Китайцы поливают огороды. Перед вечером они долго рассматривают прозрачное высокое небо и с заката до полуночи звенят банками над присмиревшей речонкой.
Около домиков, построенных из самого фантастического материала — фанерных ящиков, банок из-под бензина, стенок разбитых вагонов и даже плотного американского картона — роются дети всех возрастов: у стен домов и заборов ползает первая нежная человеческая поросль, армия прочих возрастов наполняет воздух мельканием неустающих тел и воплями голосов.
Мостовой шагает широким шагом, с силой опираясь на палку. Сейчас он со своим худым лицом напоминает большую птицу перед океанским перелетом. В последнее время он чувствует себя плохо: одни говорят, другие не говорят, но, конечно, думают, что он виноват в плохой работе своей бригады, что и сам он работает не так, как нужно.
Сорок лет умел Мостовой работать, а в нынешнем году разучился.
Он свирепо стучит палкой и кашляет. Снегирь, сидевший на ветке высокого светлолистого ореха, испуганно взлетает.
За Мостовым шагает Святой Куст: им идти в одном направлении. Святой Куст снял кепку, помахивает ею и смотрит в исчезающее небо.
— Благодать, — шепчет он, — солнышко днем светит... вечером звезды всходят. Штука простая, а благодать.
Святой Куст неравнодушен к природе. Смолоду имел хутор, был охотником-зверовщиком. Но двадцати пяти лет пришел в город и вот уже два десятка лет на мастеровой службе. От прошлого остались привязанность к природе и позывы весною и осенью в даль. Тогда он любит помечтать.
Он догоняет Мостового.
— Василь Федорыч, хорошо бы нам с тобой сейчас в отпуск...
Мостовой чуть оборачивает птичью голову.

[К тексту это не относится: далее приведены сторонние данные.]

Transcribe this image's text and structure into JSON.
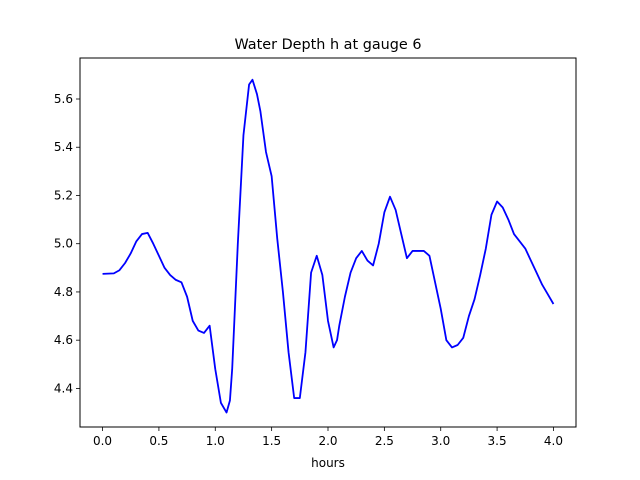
{
  "chart_data": {
    "type": "line",
    "title": "Water Depth h at gauge 6",
    "xlabel": "hours",
    "ylabel": "",
    "xlim": [
      -0.2,
      4.2
    ],
    "ylim": [
      4.24,
      5.77
    ],
    "xticks": [
      0.0,
      0.5,
      1.0,
      1.5,
      2.0,
      2.5,
      3.0,
      3.5,
      4.0
    ],
    "xtick_labels": [
      "0.0",
      "0.5",
      "1.0",
      "1.5",
      "2.0",
      "2.5",
      "3.0",
      "3.5",
      "4.0"
    ],
    "yticks": [
      4.4,
      4.6,
      4.8,
      5.0,
      5.2,
      5.4,
      5.6
    ],
    "ytick_labels": [
      "4.4",
      "4.6",
      "4.8",
      "5.0",
      "5.2",
      "5.4",
      "5.6"
    ],
    "grid": false,
    "legend": "none",
    "series": [
      {
        "color": "#0000ff",
        "x": [
          0.0,
          0.05,
          0.1,
          0.15,
          0.2,
          0.25,
          0.3,
          0.35,
          0.4,
          0.45,
          0.5,
          0.55,
          0.6,
          0.65,
          0.7,
          0.75,
          0.8,
          0.85,
          0.9,
          0.95,
          1.0,
          1.05,
          1.1,
          1.13,
          1.15,
          1.2,
          1.25,
          1.3,
          1.33,
          1.37,
          1.4,
          1.45,
          1.5,
          1.55,
          1.6,
          1.65,
          1.7,
          1.75,
          1.8,
          1.85,
          1.9,
          1.95,
          2.0,
          2.05,
          2.08,
          2.1,
          2.15,
          2.2,
          2.25,
          2.3,
          2.35,
          2.4,
          2.45,
          2.5,
          2.55,
          2.6,
          2.65,
          2.7,
          2.75,
          2.8,
          2.85,
          2.9,
          2.95,
          3.0,
          3.05,
          3.1,
          3.15,
          3.2,
          3.25,
          3.3,
          3.35,
          3.4,
          3.45,
          3.5,
          3.55,
          3.6,
          3.65,
          3.7,
          3.75,
          3.8,
          3.85,
          3.9,
          3.95,
          4.0
        ],
        "y": [
          4.875,
          4.876,
          4.877,
          4.89,
          4.92,
          4.96,
          5.01,
          5.04,
          5.045,
          5.0,
          4.95,
          4.9,
          4.87,
          4.85,
          4.84,
          4.78,
          4.68,
          4.64,
          4.63,
          4.66,
          4.48,
          4.34,
          4.3,
          4.35,
          4.48,
          5.0,
          5.45,
          5.66,
          5.68,
          5.62,
          5.55,
          5.38,
          5.28,
          5.02,
          4.8,
          4.55,
          4.36,
          4.36,
          4.55,
          4.88,
          4.95,
          4.87,
          4.68,
          4.57,
          4.6,
          4.66,
          4.78,
          4.88,
          4.94,
          4.97,
          4.93,
          4.91,
          5.0,
          5.13,
          5.195,
          5.14,
          5.04,
          4.94,
          4.97,
          4.97,
          4.97,
          4.95,
          4.84,
          4.73,
          4.6,
          4.57,
          4.58,
          4.61,
          4.7,
          4.77,
          4.87,
          4.98,
          5.12,
          5.175,
          5.15,
          5.1,
          5.04,
          5.01,
          4.98,
          4.93,
          4.88,
          4.83,
          4.79,
          4.75
        ]
      }
    ]
  }
}
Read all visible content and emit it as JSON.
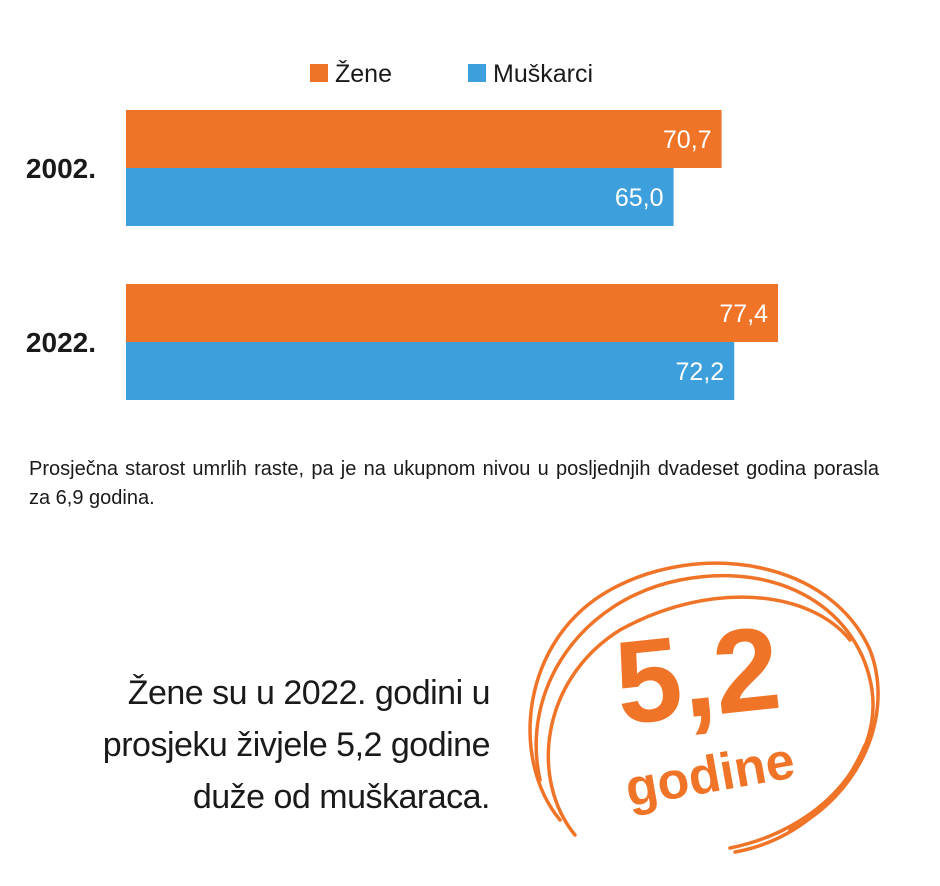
{
  "chart_data": {
    "type": "bar",
    "orientation": "horizontal",
    "categories": [
      "2002.",
      "2022."
    ],
    "series": [
      {
        "name": "Žene",
        "color": "#f07428",
        "values": [
          70.7,
          77.4
        ],
        "labels": [
          "70,7",
          "77,4"
        ]
      },
      {
        "name": "Muškarci",
        "color": "#3d9fdb",
        "values": [
          65.0,
          72.2
        ],
        "labels": [
          "65,0",
          "72,2"
        ]
      }
    ],
    "legend_position": "top-center",
    "grid": false
  },
  "caption": "Prosječna starost umrlih raste, pa je na ukupnom nivou u posljednjih dvadeset godina porasla za 6,9 godina.",
  "callout": {
    "lines": [
      "Žene su u 2022. godini u",
      "prosjeku živjele 5,2 godine",
      "duže od muškaraca."
    ]
  },
  "stamp": {
    "value": "5,2",
    "unit": "godine",
    "color": "#f07428"
  }
}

Он не понимает, зачем отпуск, и Куст поясняет:
— Сейчас в тайге цветет шиповник, ландышу, друг мой, ступить негде. Начинает свой праздник черемуха. Идешь это вечером, а по-над рекой стоит она, милая моя, вся в белом, не шелохнется, и только тянет от нее медом...
Он опять взглянул в небо и на этот раз увидел парочку беленьких, маленьких, как серебряные гривенники, звезд. Но Мостовой, вообще не страдавший расслаблением чувств, сегодня был особенно трезв.
— Стар ты, отец, для медовой черемухи. Парню в двадцать годов медовая черемуха, конечно, требуется...
— Ну, уж ты всегда скажешь, — обиделся Святой Куст. — Природа есть природа — безграничный мир.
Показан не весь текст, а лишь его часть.